Namun, peminat salah satu moda transportasi pubik ini terbilang ramai. Pemerintah nantinya, kata dia, perlu menyelaraskan pemahaman yang ada dengan BUMD terkait.
“Itu harus jelas sasarannya dengan pola subsidi,” kata Yayat kepada Alinea.id, Jumat (30/8).
Yayat mengingatkan, selain basis NIK harus sesuai dengan kondisi ekonomi, juga perlu diperhatikan layanan bagi mereka yang membayar “lebih tinggi” yang tak masuk daftar NIK dengan membayar “lebih rendah”.
Sebab, bisa terkesan tak adil jika mereka yang membayar lebih mahal, tetap tetap berdiri. Sedangkan lokasi tujuan mereka terbilang jauh. Bisa pula menyediakan “jalur ekspres” yang memungkinkan mereka sampai ke lokasi lebih cepat.
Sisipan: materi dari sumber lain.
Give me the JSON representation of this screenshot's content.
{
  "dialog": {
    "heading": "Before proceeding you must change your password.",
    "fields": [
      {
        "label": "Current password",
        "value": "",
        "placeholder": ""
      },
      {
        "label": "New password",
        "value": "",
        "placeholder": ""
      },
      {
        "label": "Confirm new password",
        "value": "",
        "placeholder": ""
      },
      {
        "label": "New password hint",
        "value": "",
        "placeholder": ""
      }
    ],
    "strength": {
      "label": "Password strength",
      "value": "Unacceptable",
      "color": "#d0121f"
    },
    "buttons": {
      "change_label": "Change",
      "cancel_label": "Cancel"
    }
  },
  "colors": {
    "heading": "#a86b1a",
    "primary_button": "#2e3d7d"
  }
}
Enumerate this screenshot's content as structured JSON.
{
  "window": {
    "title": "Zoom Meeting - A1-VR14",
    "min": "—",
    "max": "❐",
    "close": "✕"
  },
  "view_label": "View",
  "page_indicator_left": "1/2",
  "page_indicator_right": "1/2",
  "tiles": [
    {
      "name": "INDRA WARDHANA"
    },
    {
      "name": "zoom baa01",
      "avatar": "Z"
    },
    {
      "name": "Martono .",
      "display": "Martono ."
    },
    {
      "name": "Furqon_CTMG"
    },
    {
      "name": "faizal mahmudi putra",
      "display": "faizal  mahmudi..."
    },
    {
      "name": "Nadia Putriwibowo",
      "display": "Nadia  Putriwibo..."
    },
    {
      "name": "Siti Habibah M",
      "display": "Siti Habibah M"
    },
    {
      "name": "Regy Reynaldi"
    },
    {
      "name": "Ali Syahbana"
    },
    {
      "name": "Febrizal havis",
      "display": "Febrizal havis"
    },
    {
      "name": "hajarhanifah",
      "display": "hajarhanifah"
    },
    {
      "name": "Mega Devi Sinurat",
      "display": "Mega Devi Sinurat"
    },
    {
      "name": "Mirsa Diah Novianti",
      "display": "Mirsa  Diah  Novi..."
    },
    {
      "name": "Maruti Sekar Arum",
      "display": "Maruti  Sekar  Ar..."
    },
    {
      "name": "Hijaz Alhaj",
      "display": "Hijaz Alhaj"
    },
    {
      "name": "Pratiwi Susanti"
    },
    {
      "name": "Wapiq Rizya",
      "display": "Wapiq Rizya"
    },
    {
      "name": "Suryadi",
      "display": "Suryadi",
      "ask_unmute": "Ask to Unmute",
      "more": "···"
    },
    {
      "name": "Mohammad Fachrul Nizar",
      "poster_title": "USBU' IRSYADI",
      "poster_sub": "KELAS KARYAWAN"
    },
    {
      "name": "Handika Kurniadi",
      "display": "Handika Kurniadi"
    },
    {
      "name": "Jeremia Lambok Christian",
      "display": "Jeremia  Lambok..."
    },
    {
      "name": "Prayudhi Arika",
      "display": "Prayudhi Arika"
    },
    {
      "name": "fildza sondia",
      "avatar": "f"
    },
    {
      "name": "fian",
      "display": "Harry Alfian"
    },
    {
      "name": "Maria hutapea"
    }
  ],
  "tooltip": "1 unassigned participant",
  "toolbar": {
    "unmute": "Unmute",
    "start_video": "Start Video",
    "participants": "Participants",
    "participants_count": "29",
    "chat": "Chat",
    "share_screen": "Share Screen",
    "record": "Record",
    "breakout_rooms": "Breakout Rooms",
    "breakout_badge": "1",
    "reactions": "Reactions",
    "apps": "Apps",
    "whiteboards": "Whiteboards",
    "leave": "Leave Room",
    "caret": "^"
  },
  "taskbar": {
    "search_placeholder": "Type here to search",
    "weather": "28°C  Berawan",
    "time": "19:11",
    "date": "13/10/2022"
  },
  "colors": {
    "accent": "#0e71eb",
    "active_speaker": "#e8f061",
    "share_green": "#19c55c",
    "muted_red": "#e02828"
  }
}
“Cuma tinggal bagaimana mengatur frekuensinya dan masalah kita itu sarana-prasarana. Jadi, tidak perlu dibuat kelas-kelas gitu,” ujar Yayat.
Sementara itu, Ketua Bidang Advokasi dan Kemasyarakatan Masyarakat Transportasi Indonesia (MTI) Pusat, Djoko Setijowarno mengatakan, program subsidi berbasis NIK ini sudah dibahas sejak 2018. Bahkan, sudah diusulkan beberapa kali menaikkan tarif. Masalahnya, kini kondisi layanan KRL sedang memburuk.
“Waktunya dinilai kurang tepat, saat layanan KRL kurang bagus karena kurangnya armada kereta,” ujar Djoko, Sabtu (31/8).
Djoko menyampaikan, mulai Maret 2025 bakal tiba secara bertahap rangkaian kereta yang dipesan dari China. Namun, murahnya tarif KRL tidak menjamin pengeluaran transportasi per bulan akan berkurang. Masalahnya, layanan transportasi first mile dan last mile pun masih terlihat buruk.
Dia menuturkan, seharusnya setiap kawasan perumahan di wilayah aglomerasi Jabodetabek dilayani angkutan umum menuju stasiun terdekat pusat kota atau Jabodetabek residence (JR) connection.
“Sekarang sudah ada JR connection dari sejumlah hunian mewah di Bodetabek. Namun, belum ada untuk hunian kelas menengah dan bawah,” ucap Djoko.
“Perlu diadakan, supaya tidak tergantung pada KRL menuju Kota Jakarta.”
Dia pun menilai, seandainya akhir pekan dan hari libur dikurangi atau tidak diberikan subsidi, maka bisa memangkas sepertiga PSO yang ada. Penghematan itu akan menambah subsidi untuk angkutan perintis di daerah tertinggal, terdepan, dan terluar (3T), 154 kawasan transmigrasi, pulau-pulau kecil yang sudah terbangun jalan, dan daerah penghasil mineral.
“Seperti Pulau Halmahera (Maluku Utara), Natuna (Kepulauan Riau), Anambas (Kepulauan Riau), Morowali (Sulawesi Tengah), Bunyu (Kalimantan Utara), dan Obi (Maluku Utara),” kata Djoko.